There, for instance, we can see that 'plightbo' has 1209 Struts issues, comments and assignments, and 'plightbo@gmail.com' has only 7, so we should probably import 'plightbo' as-is. Even more so with 'wesw' (427 changes) vs. 'wesw@wantii.com' (1 change).


To nail down exactly which users we want to rename, let's create a materialized copy of our renameusers_view view in the renameusers table. This will allow us to see what was renamed after the rename operation changes the tables underlying the view. Regarding the activity stats, I decided to rename all users except those with distinctly more (7 items) Struts activity than main JIRA activity.

jira_merge_3135=> SELECT * INTO struts.renameusers FROM struts.renameusers_view WHERE oldactivity-newactivity <= 7;
SELECT
jira_merge_3135=> SELECT oldusername,newusername,oldactivity,newactivity FROM renameusers ORDER BY newactivity-oldactivity desc;
           oldusername            |           newusername            | oldactivity | newactivity
----------------------------------+----------------------------------+-------------+-------------
 olegk@apache.org                 | olegk                            |           1 |        3127
 ammulder@alumni.princeton.edu    | ammulder                         |           1 |        1476
 rdonkin@apache.org               | robertburrelldonkin              |           1 |        1470
 jcompagner@j-com.nl              | jcompagner                       |          11 |         916
 mkienenb@gmail.com               | mkienenb                         |           6 |         909
 niallp@apache.org                | niallp                           |         676 |        1393
 joes@apache.org                  | joes                             |           0 |         576
...
(342 rows)
jira_merge_3135=>

2.4 Renaming users

It isn't actually possible to rename users in JIRA, because the database is not normalized, and usernames are scattered throughout the data model. This is a subject of much righteous ire and voting on the JIRA feature request. Of the various attempts at SQL scripts attached to that issue, I picked this one, but 1) without the Oracle-specific way of updating changeitems, 2) deleting possible duplicate rows if user X is renamed to Y, but Y already exists, c) wrapping everything in a PL/pgSQL function, for ease of use and to make it transactional. The end result is renameusers_3.13.5.sql.

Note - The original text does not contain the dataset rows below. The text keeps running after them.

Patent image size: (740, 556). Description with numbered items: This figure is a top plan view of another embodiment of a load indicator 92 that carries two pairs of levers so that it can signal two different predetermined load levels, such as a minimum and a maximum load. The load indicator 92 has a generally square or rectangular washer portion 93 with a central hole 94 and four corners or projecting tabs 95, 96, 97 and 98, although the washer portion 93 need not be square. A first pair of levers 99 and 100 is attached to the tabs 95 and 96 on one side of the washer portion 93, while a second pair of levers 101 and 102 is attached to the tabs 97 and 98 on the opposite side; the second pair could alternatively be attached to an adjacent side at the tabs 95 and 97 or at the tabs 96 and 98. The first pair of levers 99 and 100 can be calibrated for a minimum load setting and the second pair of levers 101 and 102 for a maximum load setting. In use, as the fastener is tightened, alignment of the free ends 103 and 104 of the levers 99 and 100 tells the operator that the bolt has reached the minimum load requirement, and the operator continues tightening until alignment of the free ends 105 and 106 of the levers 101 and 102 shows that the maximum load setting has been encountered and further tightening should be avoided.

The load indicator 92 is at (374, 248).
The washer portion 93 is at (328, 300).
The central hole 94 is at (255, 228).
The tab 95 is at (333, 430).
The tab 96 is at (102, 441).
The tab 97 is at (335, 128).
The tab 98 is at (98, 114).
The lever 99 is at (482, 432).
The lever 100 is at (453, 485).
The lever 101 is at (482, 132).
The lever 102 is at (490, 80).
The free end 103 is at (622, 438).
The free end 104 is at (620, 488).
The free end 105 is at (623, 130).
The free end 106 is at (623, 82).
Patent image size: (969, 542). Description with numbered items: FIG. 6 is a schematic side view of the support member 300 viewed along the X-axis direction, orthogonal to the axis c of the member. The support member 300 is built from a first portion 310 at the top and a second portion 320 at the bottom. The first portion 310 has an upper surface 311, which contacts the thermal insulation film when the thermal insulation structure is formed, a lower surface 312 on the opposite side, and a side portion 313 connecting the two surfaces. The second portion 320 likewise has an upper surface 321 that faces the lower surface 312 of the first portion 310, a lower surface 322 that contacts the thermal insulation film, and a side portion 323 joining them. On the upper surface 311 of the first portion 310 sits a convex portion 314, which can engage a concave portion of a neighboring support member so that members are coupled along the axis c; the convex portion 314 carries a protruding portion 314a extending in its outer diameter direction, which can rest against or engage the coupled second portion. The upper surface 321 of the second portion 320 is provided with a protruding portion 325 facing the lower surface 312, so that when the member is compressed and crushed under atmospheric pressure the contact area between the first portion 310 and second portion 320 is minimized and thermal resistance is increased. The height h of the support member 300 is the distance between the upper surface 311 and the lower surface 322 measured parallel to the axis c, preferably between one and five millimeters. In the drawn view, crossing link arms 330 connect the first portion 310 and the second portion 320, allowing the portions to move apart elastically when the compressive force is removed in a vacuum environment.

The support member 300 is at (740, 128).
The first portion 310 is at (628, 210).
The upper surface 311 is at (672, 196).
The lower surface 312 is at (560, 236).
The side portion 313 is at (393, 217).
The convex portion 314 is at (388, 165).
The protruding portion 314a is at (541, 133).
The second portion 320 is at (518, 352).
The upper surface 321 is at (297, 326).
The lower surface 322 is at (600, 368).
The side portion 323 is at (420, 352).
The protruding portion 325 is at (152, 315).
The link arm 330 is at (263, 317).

If you look at renameusers_3.13.5.sql, you'll see it uses the renameusers table as the list of users to rename. Our renameusers table was created in the step above, so all we have to do is run renameusers_3.13.5.sql, setting search_path to have struts first so that we're renaming Struts users:

jira_merge_3135=> set search_path=struts,public;
SET
jira_merge_3135=> SELECT count(*) FROM renameusers;
 count 
-------
342
(1 row)
jira_merge_3135=> \i renameusers_3.13.5.sql
CREATE FUNCTION
jira_merge_3135=> SELECT renameusers();
 renameusers
-------------

(1 row)

That's it. The renameusers() function works within a transaction (as do all PL/pgSQL functions), so if it fails halfway your database is not left in an inconsistent state.

Only run renameusers() once. Running it twice might pick up a few more renames if some {{renameuser.newusername}}s match up with {{renameuser.oldusername}}s, which isn't a problem in terms of correctness, but just complicates things.

The Struts content has now been renamed to match main JIRA usernames wherever possible. We can proceed with the JIRA project import. Note that once we have finished the import, you may wish to email these renamed users telling them which username to use.

3. Doing the Project Import

3.1 Generate an XML backup

Now that we have our Struts data all sorted, we can generate an XML export via JIRA, and import the projects one at a time into the main JIRA.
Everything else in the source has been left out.